In this study, we investigated the role of three polymorphisms within the TIM-3 gene in German type 1 diabetes families. In accordance with a previous study, the frequencies observed in type 1 diabetes were similar to those observed in patients with rheumatoid arthritis (Chae et al. 2004a, b). Nevertheless, we could not find a direct association between polymorphisms within the TIM-3 gene and type 1 diabetes.

Although it was not significant after correction for multiple comparisons, there was a protective trend for allele A of the rs10053538 in the whole cohort and a significant protective effect in DQx/x patients. Allele frequencies of these polymorphisms varied in the studied population between 4.2% and 20.4%.

HLA haplotypes represent the strongest genetic risk markers to type 1 diabetes in diverse populations. In a large study in German and Belgian type 1 diabetes families, 13.4% of families were HLA DQx/x (Pani et al. 2002). In our study population, only 17.5% of type 1 diabetes families carried no HLA high-risk genotype (HLA DQx/x). Given that the HLA risk genotype is found in the majority of the patients with type 1 diabetes, our analysis was forcibly based on a small group, and the links between TIM-3 polymorphisms, HLA, and type 1 diabetes need to be elucidated in further studies of larger size.

Still, the possible association of TIM-3 polymorphisms in type 1 diabetes with DQx/x (non-DQ2/DQ8 heterozygous, non-DQ2, and non-DQ8 homozygous or genotype DQ2/x or DQ8/x) may point to susceptibility in this subset of patients (She 1996). Nevertheless, as our HLA analysis has little statistical power, the possible association of TIM-3 polymorphisms in HLA DQx/x allows a limited interpretation of these findings.

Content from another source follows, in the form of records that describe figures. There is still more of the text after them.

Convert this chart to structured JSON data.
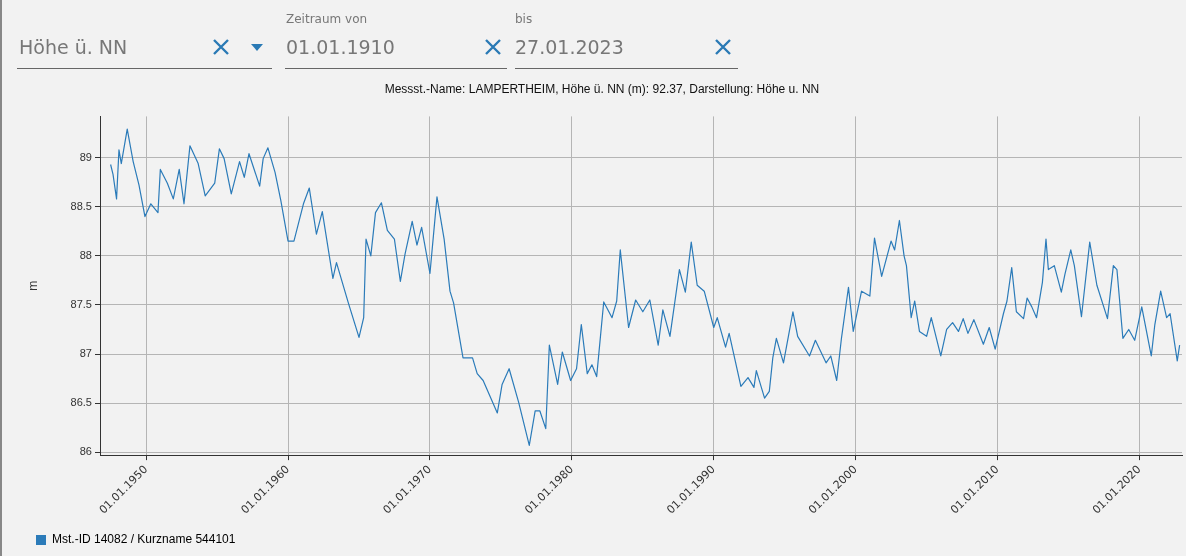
{
  "chart_data": {
    "type": "line",
    "title": "Messst.-Name: LAMPERTHEIM, Höhe ü. NN (m): 92.37, Darstellung: Höhe u. NN",
    "ylabel": "m",
    "annotations": [
      "Höhe ü. NN",
      "Zeitraum von",
      "01.01.1910",
      "bis",
      "27.01.2023"
    ],
    "series": [
      {
        "name": "Mst.-ID 14082 / Kurzname 544101",
        "color": "#2b7bb9",
        "x": [
          "1947-07",
          "1947-09",
          "1947-12",
          "1948-02",
          "1948-04",
          "1948-09",
          "1949-02",
          "1949-07",
          "1949-12",
          "1950-05",
          "1950-11",
          "1951-01",
          "1951-07",
          "1951-12",
          "1952-05",
          "1952-09",
          "1953-02",
          "1953-09",
          "1954-03",
          "1954-11",
          "1955-03",
          "1955-07",
          "1956-01",
          "1956-08",
          "1956-12",
          "1957-04",
          "1958-01",
          "1958-04",
          "1958-08",
          "1959-02",
          "1959-07",
          "1960-01",
          "1960-06",
          "1961-02",
          "1961-07",
          "1962-01",
          "1962-06",
          "1963-03",
          "1963-06",
          "1964-04",
          "1965-01",
          "1965-05",
          "1965-07",
          "1965-11",
          "1966-03",
          "1966-08",
          "1967-01",
          "1967-07",
          "1967-12",
          "1968-04",
          "1968-10",
          "1969-02",
          "1969-06",
          "1970-01",
          "1970-07",
          "1971-01",
          "1971-06",
          "1971-09",
          "1972-05",
          "1973-01",
          "1973-05",
          "1973-10",
          "1974-10",
          "1975-02",
          "1975-08",
          "1976-04",
          "1977-01",
          "1977-06",
          "1977-10",
          "1978-03",
          "1978-06",
          "1979-01",
          "1979-05",
          "1979-12",
          "1980-05",
          "1980-09",
          "1981-02",
          "1981-06",
          "1981-10",
          "1982-04",
          "1982-11",
          "1983-03",
          "1983-06",
          "1984-01",
          "1984-07",
          "1985-01",
          "1985-07",
          "1986-02",
          "1986-06",
          "1986-12",
          "1987-08",
          "1988-01",
          "1988-06",
          "1988-11",
          "1989-05",
          "1990-01",
          "1990-04",
          "1990-11",
          "1991-02",
          "1991-12",
          "1992-06",
          "1992-11",
          "1993-01",
          "1993-08",
          "1993-12",
          "1994-03",
          "1994-06",
          "1994-12",
          "1995-08",
          "1995-12",
          "1996-10",
          "1997-03",
          "1997-12",
          "1998-04",
          "1998-09",
          "1999-01",
          "1999-07",
          "1999-11",
          "2000-06",
          "2001-01",
          "2001-05",
          "2001-11",
          "2002-07",
          "2002-10",
          "2003-02",
          "2003-06",
          "2003-08",
          "2003-12",
          "2004-03",
          "2004-07",
          "2005-01",
          "2005-05",
          "2006-01",
          "2006-06",
          "2006-11",
          "2007-04",
          "2007-08",
          "2007-12",
          "2008-05",
          "2009-01",
          "2009-06",
          "2009-11",
          "2010-06",
          "2010-09",
          "2011-01",
          "2011-05",
          "2011-11",
          "2012-02",
          "2012-06",
          "2012-10",
          "2013-03",
          "2013-06",
          "2013-08",
          "2014-01",
          "2014-07",
          "2014-10",
          "2015-03",
          "2015-06",
          "2015-12",
          "2016-07",
          "2017-01",
          "2017-10",
          "2018-03",
          "2018-06",
          "2018-11",
          "2019-04",
          "2019-09",
          "2020-03",
          "2020-11",
          "2021-02",
          "2021-07",
          "2021-12",
          "2022-03",
          "2022-09",
          "2022-11"
        ],
        "values": [
          88.93,
          88.83,
          88.58,
          89.08,
          88.94,
          89.29,
          88.96,
          88.72,
          88.4,
          88.53,
          88.44,
          88.88,
          88.74,
          88.58,
          88.88,
          88.53,
          89.12,
          88.94,
          88.61,
          88.74,
          89.09,
          88.99,
          88.63,
          88.96,
          88.8,
          89.04,
          88.71,
          88.99,
          89.1,
          88.85,
          88.56,
          88.15,
          88.15,
          88.53,
          88.69,
          88.22,
          88.45,
          87.77,
          87.93,
          87.52,
          87.17,
          87.37,
          88.17,
          88.0,
          88.44,
          88.54,
          88.26,
          88.17,
          87.74,
          88.02,
          88.35,
          88.11,
          88.29,
          87.82,
          88.6,
          88.17,
          87.64,
          87.52,
          86.96,
          86.96,
          86.8,
          86.73,
          86.4,
          86.69,
          86.85,
          86.51,
          86.07,
          86.42,
          86.42,
          86.24,
          87.09,
          86.69,
          87.02,
          86.73,
          86.85,
          87.3,
          86.8,
          86.89,
          86.77,
          87.53,
          87.37,
          87.54,
          88.06,
          87.27,
          87.55,
          87.43,
          87.55,
          87.09,
          87.45,
          87.18,
          87.86,
          87.63,
          88.14,
          87.7,
          87.64,
          87.27,
          87.37,
          87.07,
          87.21,
          86.67,
          86.76,
          86.66,
          86.83,
          86.55,
          86.62,
          86.96,
          87.16,
          86.91,
          87.43,
          87.18,
          86.98,
          87.14,
          86.91,
          86.98,
          86.73,
          87.16,
          87.68,
          87.23,
          87.64,
          87.59,
          88.18,
          87.79,
          88.15,
          88.06,
          88.36,
          88.0,
          87.9,
          87.37,
          87.54,
          87.23,
          87.18,
          87.37,
          86.98,
          87.25,
          87.32,
          87.23,
          87.36,
          87.21,
          87.35,
          87.1,
          87.27,
          87.05,
          87.41,
          87.54,
          87.88,
          87.43,
          87.36,
          87.57,
          87.48,
          87.37,
          87.73,
          88.17,
          87.86,
          87.9,
          87.63,
          87.81,
          88.06,
          87.9,
          87.38,
          88.14,
          87.7,
          87.36,
          87.9,
          87.86,
          87.16,
          87.25,
          87.14,
          87.48,
          86.98,
          87.3,
          87.64,
          87.37,
          87.41,
          86.93,
          87.09
        ]
      }
    ],
    "xlim": [
      "1946-10",
      "2023-01"
    ],
    "xticks": [
      {
        "value": "1950-01-01",
        "label": "01.01.1950"
      },
      {
        "value": "1960-01-01",
        "label": "01.01.1960"
      },
      {
        "value": "1970-01-01",
        "label": "01.01.1970"
      },
      {
        "value": "1980-01-01",
        "label": "01.01.1980"
      },
      {
        "value": "1990-01-01",
        "label": "01.01.1990"
      },
      {
        "value": "2000-01-01",
        "label": "01.01.2000"
      },
      {
        "value": "2010-01-01",
        "label": "01.01.2010"
      },
      {
        "value": "2020-01-01",
        "label": "01.01.2020"
      }
    ],
    "ylim": [
      85.97,
      89.42
    ],
    "yticks": [
      86,
      86.5,
      87,
      87.5,
      88,
      88.5,
      89
    ],
    "grid": true,
    "legend": "bottom left",
    "marker": "none",
    "line_style": "solid"
  }
}
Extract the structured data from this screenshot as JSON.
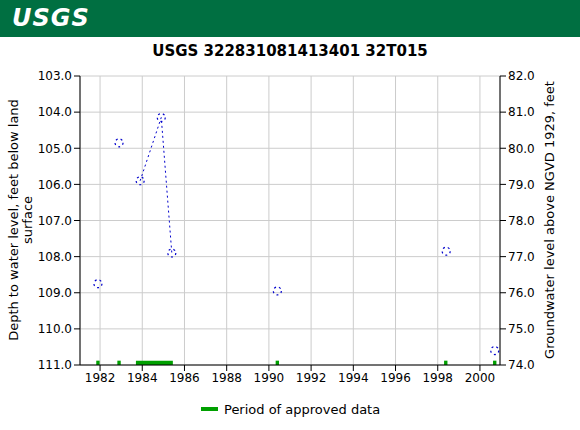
{
  "header": {
    "logo": "USGS"
  },
  "chart_data": {
    "type": "scatter",
    "title": "USGS 322831081413401 32T015",
    "ylabel": [
      "Depth to water level, feet below land",
      "surface"
    ],
    "y2label": "Groundwater level above NGVD 1929, feet",
    "x": [
      1981.9,
      1982.4,
      1982.9,
      1983.4,
      1983.9,
      1984.9,
      1985.4,
      1987.9,
      1990.4,
      1994.4,
      1998.4,
      1999.5,
      2000.7
    ],
    "xlim": [
      1981.05,
      2000.95
    ],
    "xticks": [
      1982,
      1984,
      1986,
      1988,
      1990,
      1992,
      1994,
      1996,
      1998,
      2000
    ],
    "ylim": [
      111,
      103
    ],
    "yticks": [
      {
        "value": 103,
        "label": "103.0"
      },
      {
        "value": 104,
        "label": "104.0"
      },
      {
        "value": 105,
        "label": "105.0"
      },
      {
        "value": 106,
        "label": "106.0"
      },
      {
        "value": 107,
        "label": "107.0"
      },
      {
        "value": 108,
        "label": "108.0"
      },
      {
        "value": 109,
        "label": "109.0"
      },
      {
        "value": 110,
        "label": "110.0"
      },
      {
        "value": 111,
        "label": "111.0"
      }
    ],
    "y2lim": [
      74,
      82
    ],
    "y2ticks": [
      {
        "value": 74,
        "label": "74.0"
      },
      {
        "value": 75,
        "label": "75.0"
      },
      {
        "value": 76,
        "label": "76.0"
      },
      {
        "value": 77,
        "label": "77.0"
      },
      {
        "value": 78,
        "label": "78.0"
      },
      {
        "value": 79,
        "label": "79.0"
      },
      {
        "value": 80,
        "label": "80.0"
      },
      {
        "value": 81,
        "label": "81.0"
      },
      {
        "value": 82,
        "label": "82.0"
      }
    ],
    "grid": true,
    "series": [
      {
        "name": "Depth to water level",
        "color": "#0000cc",
        "marker": "circle",
        "line_style": "dotted",
        "values": [
          108.75,
          null,
          104.85,
          null,
          105.9,
          104.15,
          107.9,
          null,
          108.95,
          null,
          107.85,
          null,
          110.6
        ]
      },
      {
        "name": "Period of approved data",
        "color": "#00a000",
        "type": "range",
        "values": [
          [
            1981.82,
            1981.98
          ],
          [
            1982.82,
            1982.98
          ],
          [
            1983.7,
            1985.45
          ],
          [
            1990.32,
            1990.48
          ],
          [
            1998.3,
            1998.46
          ],
          [
            2000.62,
            2000.78
          ]
        ]
      }
    ]
  }
}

As demonstrated by the administration of TIM-3 immunoglobulin fusion proteins during a Th1-cell-mediated immune response leading to hyperproliferation of Th1 cells and increased production of Th1-type-cytokines (Sabatos et al. 2003), TIM-3 normally inhibits Th1-cell effector responses.

A dysfunction of TIM-3 could explain why patients develop type 1 diabetes in absence of an HLA-risk allele. As the rs10053538 (A/C) and rs10515746 (A/C) polymorphisms are located in the promoter region, whereas the rs1036199 (A/C; Arg → Leu) is on exon 3 of the TIM-3 gene, the observed polymorphic allele change could result in a different regulation of TIM-3 function, with a subsequently disturbed differentiation of Th1/Th2 cells and/or dysregulation of macrophage activation.

Additionally, the role of TIM-3 in a range of inflammatory conditions—such as insulitis—has recently been reported, where an antibody agonist of TIM-3 acted as an adjuvant during immune response and TIM-3 ligation induced distinct signaling events in T-cells (Anderson et al. 2007).

Although there are limitations of this study due to the restricted number of families with low statistical power and only three SNPs genotyped, TIM-3 is an excellent candidate gene for type 1 diabetes, not only because of its potential role in inflammatory conditions, but also because TIM-3 SNPs were associated with another autoimmune disease.